After acquiring content from a source it needs to be analyzed. Ideally the content comes directly from a content management system including associated metadata and thus is free of any user interface components, advertising etc.. Unfortunately this is most often not the case.
Depending on system capabilities and accessibility private content sources normally deliver an entire data set consisting of raw data plus associated meta data (author, access rights, usage rights, source, references, tags …). In contrast public content sources in general deliver data in an unstructured form. Meta data is either mixed into the content or missing at all.
So in a first step non-content related data needs to be detected and eliminated. Content elements need to be identified. The remaining content needs to be tagged, categorized and indexed.
Relevancer’s Analysis Engine performs these tasks in four steps:
In a first step non-content related data such as ads, user interface controls, linked content etc. is identified and eliminated based on intelligent content recognition algorithms.

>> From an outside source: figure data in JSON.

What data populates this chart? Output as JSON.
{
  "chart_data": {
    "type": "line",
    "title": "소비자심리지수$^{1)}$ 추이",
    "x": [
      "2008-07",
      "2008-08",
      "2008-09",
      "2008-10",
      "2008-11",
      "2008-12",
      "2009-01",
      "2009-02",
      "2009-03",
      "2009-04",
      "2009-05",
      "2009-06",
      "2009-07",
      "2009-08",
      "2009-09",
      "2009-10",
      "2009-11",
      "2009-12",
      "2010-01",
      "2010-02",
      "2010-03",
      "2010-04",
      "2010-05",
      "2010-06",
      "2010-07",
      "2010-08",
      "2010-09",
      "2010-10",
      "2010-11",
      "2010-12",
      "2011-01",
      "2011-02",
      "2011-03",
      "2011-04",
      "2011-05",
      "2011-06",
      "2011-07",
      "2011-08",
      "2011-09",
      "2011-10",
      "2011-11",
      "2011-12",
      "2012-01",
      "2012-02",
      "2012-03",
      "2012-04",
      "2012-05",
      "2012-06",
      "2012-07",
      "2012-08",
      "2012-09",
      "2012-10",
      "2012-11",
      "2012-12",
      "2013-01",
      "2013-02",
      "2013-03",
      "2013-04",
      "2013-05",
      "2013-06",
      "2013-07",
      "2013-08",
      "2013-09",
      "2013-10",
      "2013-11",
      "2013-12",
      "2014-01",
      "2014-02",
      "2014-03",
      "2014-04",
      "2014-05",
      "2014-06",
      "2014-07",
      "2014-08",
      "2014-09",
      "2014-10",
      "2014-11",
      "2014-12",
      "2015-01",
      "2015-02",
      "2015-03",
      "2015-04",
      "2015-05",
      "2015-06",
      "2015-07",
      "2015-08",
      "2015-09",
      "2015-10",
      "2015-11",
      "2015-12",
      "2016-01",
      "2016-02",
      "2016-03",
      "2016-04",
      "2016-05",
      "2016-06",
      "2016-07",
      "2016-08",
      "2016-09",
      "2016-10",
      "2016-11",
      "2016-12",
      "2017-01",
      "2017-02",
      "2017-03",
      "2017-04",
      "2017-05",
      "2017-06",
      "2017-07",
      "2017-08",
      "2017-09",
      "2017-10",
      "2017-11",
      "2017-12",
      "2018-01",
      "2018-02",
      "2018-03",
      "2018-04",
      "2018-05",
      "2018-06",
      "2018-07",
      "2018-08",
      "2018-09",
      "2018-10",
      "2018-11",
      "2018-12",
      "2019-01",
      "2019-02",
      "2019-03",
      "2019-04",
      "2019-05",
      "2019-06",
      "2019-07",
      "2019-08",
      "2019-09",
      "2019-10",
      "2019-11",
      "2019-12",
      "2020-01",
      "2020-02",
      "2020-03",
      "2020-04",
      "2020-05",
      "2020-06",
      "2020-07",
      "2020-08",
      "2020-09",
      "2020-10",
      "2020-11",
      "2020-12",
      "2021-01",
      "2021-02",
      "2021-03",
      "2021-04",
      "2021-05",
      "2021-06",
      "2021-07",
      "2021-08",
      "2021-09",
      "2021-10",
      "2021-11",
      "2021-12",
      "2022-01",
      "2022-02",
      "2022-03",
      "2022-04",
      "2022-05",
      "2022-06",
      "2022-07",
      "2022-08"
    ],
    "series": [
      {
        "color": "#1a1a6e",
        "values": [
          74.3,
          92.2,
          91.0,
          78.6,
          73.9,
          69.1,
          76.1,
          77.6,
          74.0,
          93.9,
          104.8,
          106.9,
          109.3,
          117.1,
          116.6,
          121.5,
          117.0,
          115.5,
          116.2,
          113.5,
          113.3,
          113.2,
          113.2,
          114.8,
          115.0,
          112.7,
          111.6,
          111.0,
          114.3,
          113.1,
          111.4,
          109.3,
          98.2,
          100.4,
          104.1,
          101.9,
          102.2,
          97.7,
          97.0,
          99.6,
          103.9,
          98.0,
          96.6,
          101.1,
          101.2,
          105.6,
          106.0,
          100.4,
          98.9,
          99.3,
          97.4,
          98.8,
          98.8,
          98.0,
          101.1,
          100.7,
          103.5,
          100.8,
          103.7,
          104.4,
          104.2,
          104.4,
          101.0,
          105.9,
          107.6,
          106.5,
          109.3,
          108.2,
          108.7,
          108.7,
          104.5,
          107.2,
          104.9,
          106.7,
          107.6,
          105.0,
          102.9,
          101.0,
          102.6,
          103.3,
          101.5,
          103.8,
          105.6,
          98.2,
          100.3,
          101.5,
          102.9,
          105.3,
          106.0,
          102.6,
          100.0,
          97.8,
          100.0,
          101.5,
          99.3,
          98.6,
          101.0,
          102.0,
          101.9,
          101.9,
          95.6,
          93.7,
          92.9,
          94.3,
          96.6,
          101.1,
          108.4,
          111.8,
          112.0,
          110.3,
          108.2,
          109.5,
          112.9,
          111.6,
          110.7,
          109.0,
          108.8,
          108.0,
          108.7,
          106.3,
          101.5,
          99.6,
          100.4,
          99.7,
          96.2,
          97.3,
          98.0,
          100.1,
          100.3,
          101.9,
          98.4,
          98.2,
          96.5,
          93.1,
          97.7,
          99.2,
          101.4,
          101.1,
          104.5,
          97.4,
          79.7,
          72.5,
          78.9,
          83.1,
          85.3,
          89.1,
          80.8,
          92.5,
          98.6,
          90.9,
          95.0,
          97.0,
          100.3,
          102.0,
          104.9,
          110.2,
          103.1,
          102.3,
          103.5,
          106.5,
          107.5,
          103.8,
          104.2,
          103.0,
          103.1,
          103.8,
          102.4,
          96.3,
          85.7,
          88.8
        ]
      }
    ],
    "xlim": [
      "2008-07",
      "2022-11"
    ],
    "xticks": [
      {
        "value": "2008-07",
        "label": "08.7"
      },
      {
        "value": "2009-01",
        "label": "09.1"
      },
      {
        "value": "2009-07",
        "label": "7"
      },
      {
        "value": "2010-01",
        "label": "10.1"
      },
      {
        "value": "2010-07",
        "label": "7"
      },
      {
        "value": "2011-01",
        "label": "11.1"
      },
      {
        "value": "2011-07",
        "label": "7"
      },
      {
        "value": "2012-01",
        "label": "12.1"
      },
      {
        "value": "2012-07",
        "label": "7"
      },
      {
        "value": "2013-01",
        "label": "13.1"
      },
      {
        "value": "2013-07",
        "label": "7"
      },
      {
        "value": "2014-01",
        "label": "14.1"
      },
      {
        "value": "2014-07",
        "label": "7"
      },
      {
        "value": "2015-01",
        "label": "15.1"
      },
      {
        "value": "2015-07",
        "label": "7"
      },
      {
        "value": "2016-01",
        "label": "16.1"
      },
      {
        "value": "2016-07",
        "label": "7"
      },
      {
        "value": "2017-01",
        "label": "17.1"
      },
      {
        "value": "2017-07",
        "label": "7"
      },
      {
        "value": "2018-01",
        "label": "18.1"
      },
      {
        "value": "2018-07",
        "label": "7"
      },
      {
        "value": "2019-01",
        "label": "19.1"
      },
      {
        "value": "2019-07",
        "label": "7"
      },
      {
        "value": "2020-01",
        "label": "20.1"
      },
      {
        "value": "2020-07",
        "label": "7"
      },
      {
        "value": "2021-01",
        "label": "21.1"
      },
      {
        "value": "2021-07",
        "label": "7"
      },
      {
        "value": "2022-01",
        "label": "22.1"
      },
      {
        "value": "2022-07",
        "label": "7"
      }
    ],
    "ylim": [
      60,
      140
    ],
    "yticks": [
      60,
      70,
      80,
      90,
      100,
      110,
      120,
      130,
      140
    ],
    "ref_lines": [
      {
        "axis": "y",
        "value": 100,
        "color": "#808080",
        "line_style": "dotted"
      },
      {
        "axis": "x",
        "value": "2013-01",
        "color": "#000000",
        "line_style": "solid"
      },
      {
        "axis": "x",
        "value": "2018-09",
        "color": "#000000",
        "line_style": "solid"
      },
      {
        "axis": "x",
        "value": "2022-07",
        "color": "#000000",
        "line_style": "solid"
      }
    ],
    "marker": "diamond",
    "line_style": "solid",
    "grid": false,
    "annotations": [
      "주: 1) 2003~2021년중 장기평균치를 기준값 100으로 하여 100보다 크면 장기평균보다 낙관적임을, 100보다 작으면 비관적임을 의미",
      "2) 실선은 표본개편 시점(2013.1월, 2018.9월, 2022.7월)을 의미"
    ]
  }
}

Content Element Identification
Content elements such as headline, subhead, byline, lead, body, pictures, videos are detected and source, location and publishing date are registered. Finally the purified content is stored in a database together with the related meta data.
Now stop words are eliminated based on stop word lists and ontologies. The remaining content is analyzed using semantic technologies. Based on their relation, position in sentences and statistical analysis correlations between terms are detected and represented in mathematical form.
Tagging, Categorizing and Indexing
Using the result of the semantic analysis tags are defined, the content is linked to categories and indexed for high-performance search.
Relevancer’s Analysis Engine performs semantic analysis in 21 languages and processes up to 500,000 documents per CPU. The generated index delivers semantic search results within less than 1 second even for very large data sets.